Die Errichtung des spanischen Kolonialregimes glückte dort, wo es den durch politische Zersplitterung und geographische Streuung charakterisierten, wesentlich eigenbedarfsorientierten Barangays (Dorfgemeinschaften, wörtlich: Bootsladung) an sozialer Kohäsion mangelte, was unter anderem ihr Unvermögen eines erfolgreichen Widerstandes begründete. Letzterer war wirksam und lebendig dort, wo entwickelte politische Machtverhältnisse als Ausdruck fortgeschrittener, Surplus schaffender Produktionsweisen und -verhältnisse existierten, für deren ideologische Legitimation und funktionale Herrschaftsstabilisierung ein relativ einheitliches kulturell-religiöses Scharnier – der Islam – dienstbar gemacht werden konnte. In diesem Sinne erwiesen sich die Moros als weitaus »resistenter« als die anderen Bevölkerungsgruppen in den zentralen und nördlichen Teilen der Philippinen.

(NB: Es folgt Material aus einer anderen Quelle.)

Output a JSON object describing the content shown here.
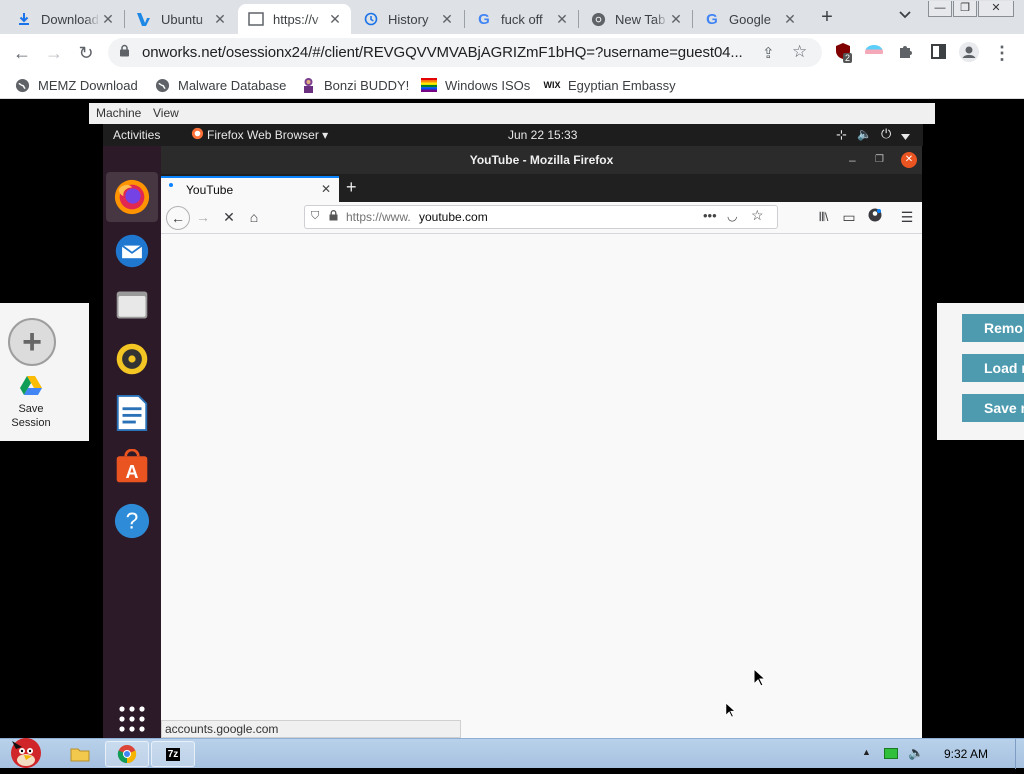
{
  "chrome": {
    "tabs": [
      {
        "title": "Downloads",
        "icon": "download-icon"
      },
      {
        "title": "Ubuntu",
        "icon": "vultr-icon"
      },
      {
        "title": "https://v",
        "icon": "page-icon",
        "active": true
      },
      {
        "title": "History",
        "icon": "history-icon"
      },
      {
        "title": "fuck off",
        "icon": "google-icon"
      },
      {
        "title": "New Tab",
        "icon": "chrome-icon"
      },
      {
        "title": "Google",
        "icon": "google-icon"
      }
    ],
    "tab_close": "✕",
    "new_tab": "+",
    "url": "onworks.net/osessionx24/#/client/REVGQVVMVABjAGRIZmF1bHQ=?username=guest04...",
    "extension_badge": "2",
    "bookmarks": [
      {
        "label": "MEMZ Download",
        "icon": "globe-icon"
      },
      {
        "label": "Malware Database",
        "icon": "globe-icon"
      },
      {
        "label": "Bonzi BUDDY!",
        "icon": "bonzi-icon"
      },
      {
        "label": "Windows ISOs",
        "icon": "windows-flag-icon"
      },
      {
        "label": "Egyptian Embassy",
        "icon": "wix-icon"
      }
    ]
  },
  "vm_menu": {
    "machine": "Machine",
    "view": "View"
  },
  "left_panel": {
    "save_line1": "Save",
    "save_line2": "Session"
  },
  "right_panel": {
    "buttons": [
      "Remo",
      "Load r",
      "Save r"
    ]
  },
  "ubuntu": {
    "activities": "Activities",
    "app_menu": "Firefox Web Browser ▾",
    "clock": "Jun 22  15:33",
    "dock_apps": [
      "firefox-icon",
      "thunderbird-icon",
      "files-icon",
      "rhythmbox-icon",
      "writer-icon",
      "software-icon",
      "help-icon",
      "app-grid-icon"
    ]
  },
  "firefox": {
    "window_title": "YouTube - Mozilla Firefox",
    "tab_title": "YouTube",
    "url_prefix": "https://www.",
    "url_domain": "youtube.com",
    "status": "accounts.google.com"
  },
  "taskbar": {
    "clock": "9:32 AM"
  },
  "colors": {
    "chrome_bg": "#dee1e6",
    "ubuntu_dock": "#2c1a28",
    "ubuntu_accent": "#e95420",
    "session_buttons": "#4e9bb0",
    "taskbar": "#b9d1ea"
  }
}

»Wohlwollende Assimilierung« und Counterinsurgency

Zwar konnten die spanischen Kolonialtruppen den Einfluss auch der Moros eindämmen, aber sie vermochten es nicht, sie zu unterwerfen und dauerhaft unter ihr Kolonialjoch zu pressen. Das gelang erst den waffentechnologisch hoch überlegenen Truppen der Vereinigten Staaten von Amerika, die Spanien 1898 besiegten. Bis 1902 vermochten die USA die »Aufrührer« im Norden der Philippinen in die Knie zu zwingen. Die Moros indes widersetzten sich den auf »Entwicklung« bedachten neuen »Zivilisatoren« bis 1913 (in einigen Gebieten Jolos gar bis 1916) – immer wieder begleitet von Massakern unter der Zivilbevölkerung auf den Inseln Mindanao, Basilan und Jolo. [3]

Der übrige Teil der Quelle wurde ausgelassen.